Repatriamento de obras: uma tendência no mercado de arte

Fernanda Galera Soler

O fenômeno do repatriamento é tema constante de manchetes em jornais nacionais e internacionais em razão da evasão de capitais própria dos crimes de corrupção, mas esse instituto jurídico também está associado às pessoas físicas, visto que o repatriamento pode ser aplicado a qualquer situação e significa fazer regressar à pátria de origem ou ao país natal qualquer pessoa ou bem, inclusive as obras intelectuais.

A ideia de repatriar obras, ou restituir como preferem alguns estudiosos, não é inovadora, em especial quando se trata de obras de artes plásticas. Há quem diga que a origem histórica do repatriamento remonta ao período pós-Segunda Guerra Mundial, em razão do tráfico internacional de obras de arte promovido durante o confronto, sobretudo pelas forças nazistas. Encerrado o conflito, os sobreviventes iniciaram uma busca pelo seu patrimônio perdido, muitas vezes não apenas pelo valor financeiro, mas também por aspectos culturais, religiosos e sentimentais. Na maioria dos casos, no entanto, não houve sucesso na localização e/ou restituição desses bens.

O repatriamento de obras também é tema de filmes, como “A Dama Dourada”, que retrata as dificuldades das pessoas que desafiam o sistema e o que era entendido como fato ou verdade histórica[1], , para restituir obras de arte aos seus verdadeiros donos e países de origem.
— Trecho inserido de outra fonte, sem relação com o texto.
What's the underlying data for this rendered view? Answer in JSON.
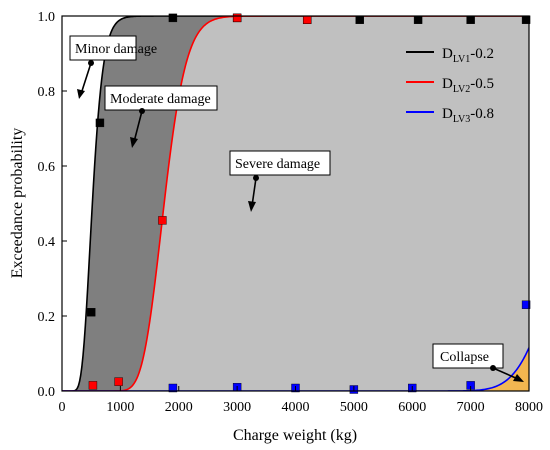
{
  "chart_data": {
    "type": "line",
    "xlabel": "Charge weight (kg)",
    "ylabel": "Exceedance probability",
    "xlim": [
      0,
      8000
    ],
    "ylim": [
      0,
      1.0
    ],
    "x_ticks": [
      0,
      1000,
      2000,
      3000,
      4000,
      5000,
      6000,
      7000,
      8000
    ],
    "x_tick_labels": [
      "0",
      "1000",
      "2000",
      "3000",
      "4000",
      "5000",
      "6000",
      "7000",
      "8000"
    ],
    "y_ticks": [
      0.0,
      0.2,
      0.4,
      0.6,
      0.8,
      1.0
    ],
    "y_tick_labels": [
      "0.0",
      "0.2",
      "0.4",
      "0.6",
      "0.8",
      "1.0"
    ],
    "legend_position": "top-right",
    "series": [
      {
        "legend_base": "D",
        "legend_sub": "LV1",
        "legend_suffix": "-0.2",
        "color": "#000000",
        "curve": {
          "median": 520,
          "beta": 0.28
        },
        "points": [
          [
            500,
            0.21
          ],
          [
            650,
            0.715
          ],
          [
            1900,
            0.995
          ],
          [
            3000,
            0.995
          ],
          [
            4200,
            0.99
          ],
          [
            5100,
            0.99
          ],
          [
            6100,
            0.99
          ],
          [
            7000,
            0.99
          ],
          [
            7950,
            0.99
          ]
        ]
      },
      {
        "legend_base": "D",
        "legend_sub": "LV2",
        "legend_suffix": "-0.5",
        "color": "#ff0000",
        "curve": {
          "median": 1750,
          "beta": 0.17
        },
        "points": [
          [
            530,
            0.015
          ],
          [
            970,
            0.025
          ],
          [
            1720,
            0.455
          ],
          [
            3000,
            0.995
          ],
          [
            4200,
            0.99
          ]
        ]
      },
      {
        "legend_base": "D",
        "legend_sub": "LV3",
        "legend_suffix": "-0.8",
        "color": "#0000ff",
        "curve": {
          "median": 8700,
          "beta": 0.07
        },
        "points": [
          [
            1900,
            0.008
          ],
          [
            3000,
            0.01
          ],
          [
            4000,
            0.008
          ],
          [
            5000,
            0.004
          ],
          [
            6000,
            0.008
          ],
          [
            7000,
            0.015
          ],
          [
            7950,
            0.23
          ]
        ]
      }
    ],
    "regions": [
      {
        "label": "Minor damage",
        "color": "#ffffff"
      },
      {
        "label": "Moderate damage",
        "color": "#7f7f7f"
      },
      {
        "label": "Severe damage",
        "color": "#c0c0c0"
      },
      {
        "label": "Collapse",
        "color": "#f5c26b"
      }
    ]
  }
}
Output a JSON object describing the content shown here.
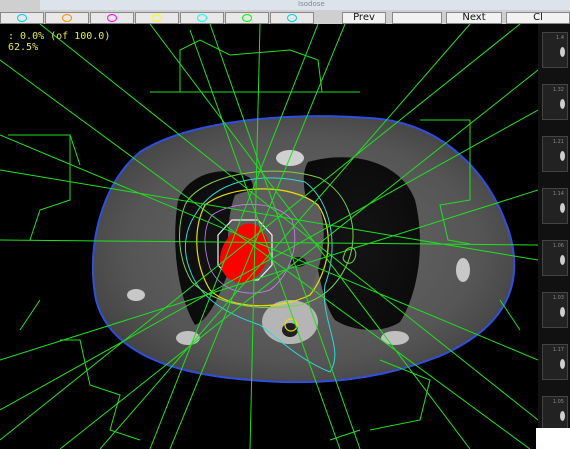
{
  "toolbar": {
    "window_title": "Isodose",
    "buttons": [
      "Prev",
      "Next",
      "Cl"
    ],
    "swatch_colors": [
      "#00c8ff",
      "#ff8c00",
      "#ff00ff",
      "#ffff00",
      "#00ffff",
      "#00ff00"
    ]
  },
  "overlay": {
    "line1": ":  0.0% (of 100.0)",
    "line2": "62.5%"
  },
  "colors": {
    "beam": "#20e020",
    "body_contour": "#2f4fe0",
    "target": "#ff0000",
    "isodose_yellow": "#e6e000",
    "isodose_cyan": "#2fd9d9",
    "isodose_white": "#f0f0f0",
    "overlay_text": "#e9e94a"
  },
  "strip": {
    "labels": [
      "1.4",
      "1.32",
      "1.21",
      "1.14",
      "1.06",
      "1.03",
      "1.17",
      "1.05"
    ]
  }
}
Atualmente, importantes advogados internacionalistas atuam diretamente em casos que buscam o “retorno ao lar” de obras de arte, com o intuito de preservar não somente os bens de seus clientes, mas também o patrimônio histórico e cultural de determinados países.

Ocorre que o repatriamento de obras não se aplica somente às criações intelectuais que foram perdidas durante a Segunda Guerra, mas também à revitalização da história, da cultura e da identidade de países que foram vítimas de pilhagem, em consequência do imperialismo,  ou de campanhas militares realizadas ao longo dos séculos. Tal fenômeno pode ser percebido após uma simples análise das coleções dos principais museus e/ou acervos particulares do mundo, que contam até mesmo com alas específicas para obras e, em alguns casos, bens culturais de diferentes populações, culturas ou épocas da civilização.

Ora, se tais obras estão em pose de terceiros que não são os proprietários originários das referidas criações, existindo dúvidas acerta da legalidade dessa transferência de propriedade e, na hipótese, de referidos bens serem considerados parte do patrimônio histórico ou cultural de determinada nação, é necessária maior atenção a essas obras.

Tais situações suscitam o debate sobre repatriamento, conforme vem sendo discutido mundo afora, em especial em relação às criações africanas, pré-colombiana, egípcias e gregas, posto que a manutenção de tais peças fora de seus contextos originais – em instituições públicas ou mesmo em galerias particulares –  poderia rememorar os fatos pretéritos e  as diferenças históricas, mas também dificultar o acesso da população de determinadas nações a seu patrimônio histórico e cultural.

Um caso de sucesso que é pouco explorado pelos estudiosos, em razão da sua não finalização,  da existência de dúvidas acerca do seu integral cumprimento e do destino de parte dos bens envolvidos, é a devolução dos itens que estavam na cidade de Machu Picchu, quando do seu descobrimento, ao governo do Peru que atualmente os exibe em um museu na cidade de Cusco.

No Brasil, um dos poucos casos relacionados a esse tema gira em torno de um manto tupinambá, objeto do folclore pátrio que atualmente está na Dinamarca e é reivindicado pela comunidade tupinambá. Os outros casos nacionais envolvendo repatriamento de obras não estão, porém, associados às questões culturais e/ou históricas, mas sim à evasão de divisas, desvio de capitais e dispersão do patrimônio, como o processo de falência do Banco Santos.

É uma discussão ainda incipiente e com pouca repercussão no Brasil, em que pese a riqueza cultural brasileira. Mas casos similares aos acima citados se espalham pelo mundo, motivando a atuação de advogados com um perfil mais negociador, tendo em vista a sensibilidade do tema e a relevância das obras em debate para todos os envolvidos.

 

[1] Referida pontuação é relevante, visto que a história passa por uma curadoria do que é relevante, sendo contada usualmente pelos vencedores e por aqueles que tem acesso à grande mídia.

Importante ressaltar, ainda, que tal fenômeno se repete usualmente quando ocorrem infrações aos direitos humanos, existindo até mesmo Comissões de Verdade, para tentar apurar o que de fato ocorreu em determinadas situações em que a “verdade” não é clara.